Além disso, a agressão é fundamental
para a sobrevivência das espécies sociais
porque, através dela, obtêm-se alimentos
e conseguem defender seus territórios, os filhotes
e a si próprios. Consideram as guerras um hábito
cultural que expressa uma técnica de agressão
que difere das manifestações individuais
e difusas apenas por serem mais organizadas.
Há
sete modalidades de agressão que podem ser estabelecidas:
1. defesa e conquista de território;
2. afirmação da dominância de grupos
hierarquizados;
3. agressão sexual;
4. atos de hostilidade, incluindo o desmame;
5. agressão contra presas;
6. contra-ataques;
7. pressão moralista e disciplinadora da sociedade.
Já
foi comentado que os sociobiologistas vêem o racismo
e o nacionalismo como hipertrofias da noção
de territorialidade, característica marcada pela
conduta agressiva. Admitem que o estudo do comportamento
territorial humano esteja muito incipiente e afirmam
ser bastante saber que os caçadores-coletores
são agressivos na defesa de seus territórios,
para se concluir que tal conduta não difere fundamentalmente
daquelas de outros animais, com claro valor adaptativo.
Advertem
que formas específicas de violência organizada,
como torturas, caça a cabeças entre sociedades
tribais, duelo entre heróis etc., não
são herdadas geneticamente. Mas admitem que a
predisposição genética para a aprendizagem
da agressão é uma das três peças
da engrenagem evolutiva da conduta agressiva. As outras
duas são: a necessidade imposta pelo meio ambiente
e a história anterior do grupo cultural. Com
relação às guerras, observam que
podem ser manifestações de um comportamento
natural e previsível, posto que decorrem muitas
vezes da agressão vinculada à territorialidade.
É
claro que essa idéia de naturalização
das guerras provocou uma enxurrada de críticas
ao trabalho dos sociobiólogos. Não podia
ser diferente.

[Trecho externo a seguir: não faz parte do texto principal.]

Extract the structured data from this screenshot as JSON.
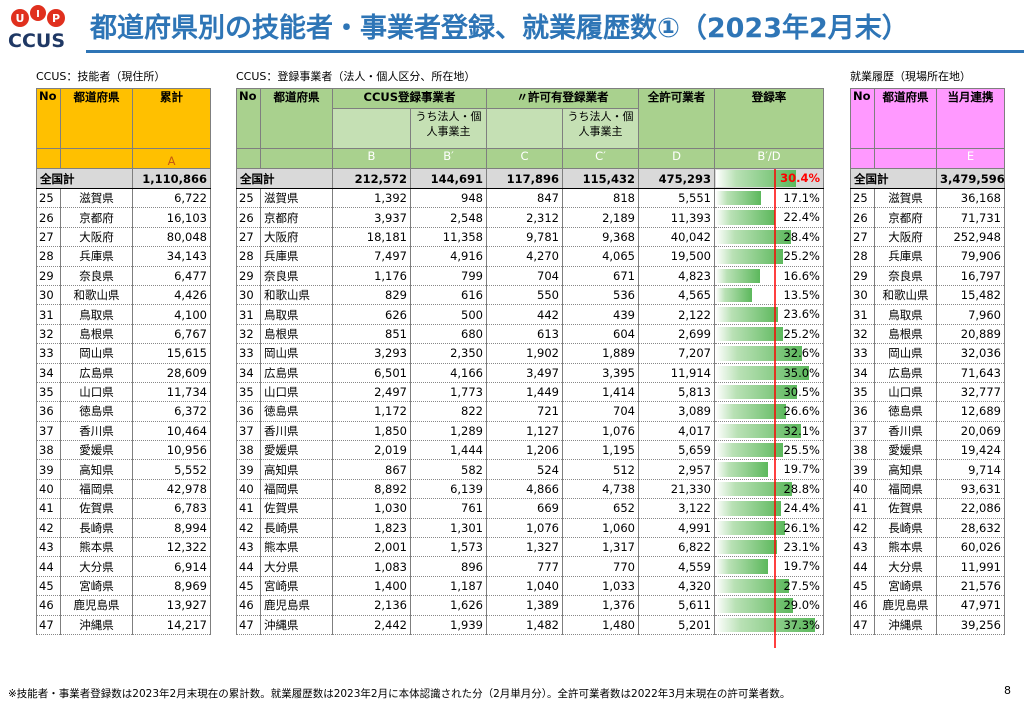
{
  "logo": {
    "text": "CCUS",
    "dots": [
      "U",
      "I",
      "P"
    ]
  },
  "title": "都道府県別の技能者・事業者登録、就業履歴数①（2023年2月末）",
  "sections": {
    "workers": "CCUS：技能者（現住所）",
    "operators": "CCUS：登録事業者（法人・個人区分、所在地）",
    "history": "就業履歴（現場所在地）"
  },
  "headers": {
    "no": "No",
    "pref": "都道府県",
    "cumulative": "累計",
    "ccus_operators": "CCUS登録事業者",
    "licensed_operators": "〃許可有登録業者",
    "corporate_individual": "うち法人・個人事業主",
    "total_licensed": "全許可業者",
    "rate": "登録率",
    "monthly": "当月連携",
    "letters": {
      "A": "A",
      "B": "B",
      "B2": "B′",
      "C": "C",
      "C2": "C′",
      "D": "D",
      "BD": "B′/D",
      "E": "E"
    }
  },
  "totals": {
    "label": "全国計",
    "A": "1,110,866",
    "B": "212,572",
    "B2": "144,691",
    "C": "117,896",
    "C2": "115,432",
    "D": "475,293",
    "rate": "30.4%",
    "rate_value": 30.4,
    "E": "3,479,596"
  },
  "rows": [
    {
      "no": "25",
      "pref": "滋賀県",
      "A": "6,722",
      "B": "1,392",
      "B2": "948",
      "C": "847",
      "C2": "818",
      "D": "5,551",
      "rate": "17.1%",
      "rate_value": 17.1,
      "E": "36,168"
    },
    {
      "no": "26",
      "pref": "京都府",
      "A": "16,103",
      "B": "3,937",
      "B2": "2,548",
      "C": "2,312",
      "C2": "2,189",
      "D": "11,393",
      "rate": "22.4%",
      "rate_value": 22.4,
      "E": "71,731"
    },
    {
      "no": "27",
      "pref": "大阪府",
      "A": "80,048",
      "B": "18,181",
      "B2": "11,358",
      "C": "9,781",
      "C2": "9,368",
      "D": "40,042",
      "rate": "28.4%",
      "rate_value": 28.4,
      "E": "252,948"
    },
    {
      "no": "28",
      "pref": "兵庫県",
      "A": "34,143",
      "B": "7,497",
      "B2": "4,916",
      "C": "4,270",
      "C2": "4,065",
      "D": "19,500",
      "rate": "25.2%",
      "rate_value": 25.2,
      "E": "79,906"
    },
    {
      "no": "29",
      "pref": "奈良県",
      "A": "6,477",
      "B": "1,176",
      "B2": "799",
      "C": "704",
      "C2": "671",
      "D": "4,823",
      "rate": "16.6%",
      "rate_value": 16.6,
      "E": "16,797"
    },
    {
      "no": "30",
      "pref": "和歌山県",
      "A": "4,426",
      "B": "829",
      "B2": "616",
      "C": "550",
      "C2": "536",
      "D": "4,565",
      "rate": "13.5%",
      "rate_value": 13.5,
      "E": "15,482"
    },
    {
      "no": "31",
      "pref": "鳥取県",
      "A": "4,100",
      "B": "626",
      "B2": "500",
      "C": "442",
      "C2": "439",
      "D": "2,122",
      "rate": "23.6%",
      "rate_value": 23.6,
      "E": "7,960"
    },
    {
      "no": "32",
      "pref": "島根県",
      "A": "6,767",
      "B": "851",
      "B2": "680",
      "C": "613",
      "C2": "604",
      "D": "2,699",
      "rate": "25.2%",
      "rate_value": 25.2,
      "E": "20,889"
    },
    {
      "no": "33",
      "pref": "岡山県",
      "A": "15,615",
      "B": "3,293",
      "B2": "2,350",
      "C": "1,902",
      "C2": "1,889",
      "D": "7,207",
      "rate": "32.6%",
      "rate_value": 32.6,
      "E": "32,036"
    },
    {
      "no": "34",
      "pref": "広島県",
      "A": "28,609",
      "B": "6,501",
      "B2": "4,166",
      "C": "3,497",
      "C2": "3,395",
      "D": "11,914",
      "rate": "35.0%",
      "rate_value": 35.0,
      "E": "71,643"
    },
    {
      "no": "35",
      "pref": "山口県",
      "A": "11,734",
      "B": "2,497",
      "B2": "1,773",
      "C": "1,449",
      "C2": "1,414",
      "D": "5,813",
      "rate": "30.5%",
      "rate_value": 30.5,
      "E": "32,777"
    },
    {
      "no": "36",
      "pref": "徳島県",
      "A": "6,372",
      "B": "1,172",
      "B2": "822",
      "C": "721",
      "C2": "704",
      "D": "3,089",
      "rate": "26.6%",
      "rate_value": 26.6,
      "E": "12,689"
    },
    {
      "no": "37",
      "pref": "香川県",
      "A": "10,464",
      "B": "1,850",
      "B2": "1,289",
      "C": "1,127",
      "C2": "1,076",
      "D": "4,017",
      "rate": "32.1%",
      "rate_value": 32.1,
      "E": "20,069"
    },
    {
      "no": "38",
      "pref": "愛媛県",
      "A": "10,956",
      "B": "2,019",
      "B2": "1,444",
      "C": "1,206",
      "C2": "1,195",
      "D": "5,659",
      "rate": "25.5%",
      "rate_value": 25.5,
      "E": "19,424"
    },
    {
      "no": "39",
      "pref": "高知県",
      "A": "5,552",
      "B": "867",
      "B2": "582",
      "C": "524",
      "C2": "512",
      "D": "2,957",
      "rate": "19.7%",
      "rate_value": 19.7,
      "E": "9,714"
    },
    {
      "no": "40",
      "pref": "福岡県",
      "A": "42,978",
      "B": "8,892",
      "B2": "6,139",
      "C": "4,866",
      "C2": "4,738",
      "D": "21,330",
      "rate": "28.8%",
      "rate_value": 28.8,
      "E": "93,631"
    },
    {
      "no": "41",
      "pref": "佐賀県",
      "A": "6,783",
      "B": "1,030",
      "B2": "761",
      "C": "669",
      "C2": "652",
      "D": "3,122",
      "rate": "24.4%",
      "rate_value": 24.4,
      "E": "22,086"
    },
    {
      "no": "42",
      "pref": "長崎県",
      "A": "8,994",
      "B": "1,823",
      "B2": "1,301",
      "C": "1,076",
      "C2": "1,060",
      "D": "4,991",
      "rate": "26.1%",
      "rate_value": 26.1,
      "E": "28,632"
    },
    {
      "no": "43",
      "pref": "熊本県",
      "A": "12,322",
      "B": "2,001",
      "B2": "1,573",
      "C": "1,327",
      "C2": "1,317",
      "D": "6,822",
      "rate": "23.1%",
      "rate_value": 23.1,
      "E": "60,026"
    },
    {
      "no": "44",
      "pref": "大分県",
      "A": "6,914",
      "B": "1,083",
      "B2": "896",
      "C": "777",
      "C2": "770",
      "D": "4,559",
      "rate": "19.7%",
      "rate_value": 19.7,
      "E": "11,991"
    },
    {
      "no": "45",
      "pref": "宮崎県",
      "A": "8,969",
      "B": "1,400",
      "B2": "1,187",
      "C": "1,040",
      "C2": "1,033",
      "D": "4,320",
      "rate": "27.5%",
      "rate_value": 27.5,
      "E": "21,576"
    },
    {
      "no": "46",
      "pref": "鹿児島県",
      "A": "13,927",
      "B": "2,136",
      "B2": "1,626",
      "C": "1,389",
      "C2": "1,376",
      "D": "5,611",
      "rate": "29.0%",
      "rate_value": 29.0,
      "E": "47,971"
    },
    {
      "no": "47",
      "pref": "沖縄県",
      "A": "14,217",
      "B": "2,442",
      "B2": "1,939",
      "C": "1,482",
      "C2": "1,480",
      "D": "5,201",
      "rate": "37.3%",
      "rate_value": 37.3,
      "E": "39,256"
    }
  ],
  "rate_scale_max": 40,
  "colors": {
    "title": "#2e75b6",
    "orange": "#ffc000",
    "green": "#a9d18e",
    "pink": "#ff99ff",
    "bar": "#5cb85c",
    "red": "#ff0000"
  },
  "footnote": "※技能者・事業者登録数は2023年2月末現在の累計数。就業履歴数は2023年2月に本体認識された分（2月単月分）。全許可業者数は2022年3月末現在の許可業者数。",
  "page_number": "8"
}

Mal se passaram duas décadas da
Segunda Grande Guerra e um grupo de pessoas, em nome
da ciência, vinha mostrar que aquilo tudo era
muito natural... A sociobiologia recuou dizendo que
suas teorias eram válidas só para as guerras
tribais e não para as das sociedades industrializadas.
Argumento fraco porque, se os sociobiólogos acham
que existe um substrato genético ou, pelo menos,
uma natureza humana por trás de um acontecimento
da magnitude de uma guerra, qual o motivo de a biologia
humana variar tanto entre povos tribais e outras sociedades?
SOCIOBIOLOGIA
E MORAL
O
fundador da sociobiologia, Edward O. Wilson, nota uma
grande diferença entre os papéis existentes
nas sociedades de insetos, como operárias e rainhas,
e os papéis vividos pelos homens em sociedade;
enquanto os insetos apenas cooperam e desempenham uma
só função durante suas vidas, os
seres humanos tanto cooperam quanto competem e possuem
a possibilidade de alcançar níveis sociais
mais altos, mudando de papéis. Para Wilson, uma
das questões-chave da biologia humana é
verificar se há alguma predisposição
genética para conquistar certas posições
dentro da sociedade ou desempenhar determinados papéis;
ele pessoalmente crê que haja uma pequena evidência
de solidificação hereditária do
status, isto é, concentrações de
genes específicos em determinadas classes sociais.
Wilson
então acredita que a função social
de cada indivíduo, bem como suas aspirações
possam ser explicadas por sua bagagem genética.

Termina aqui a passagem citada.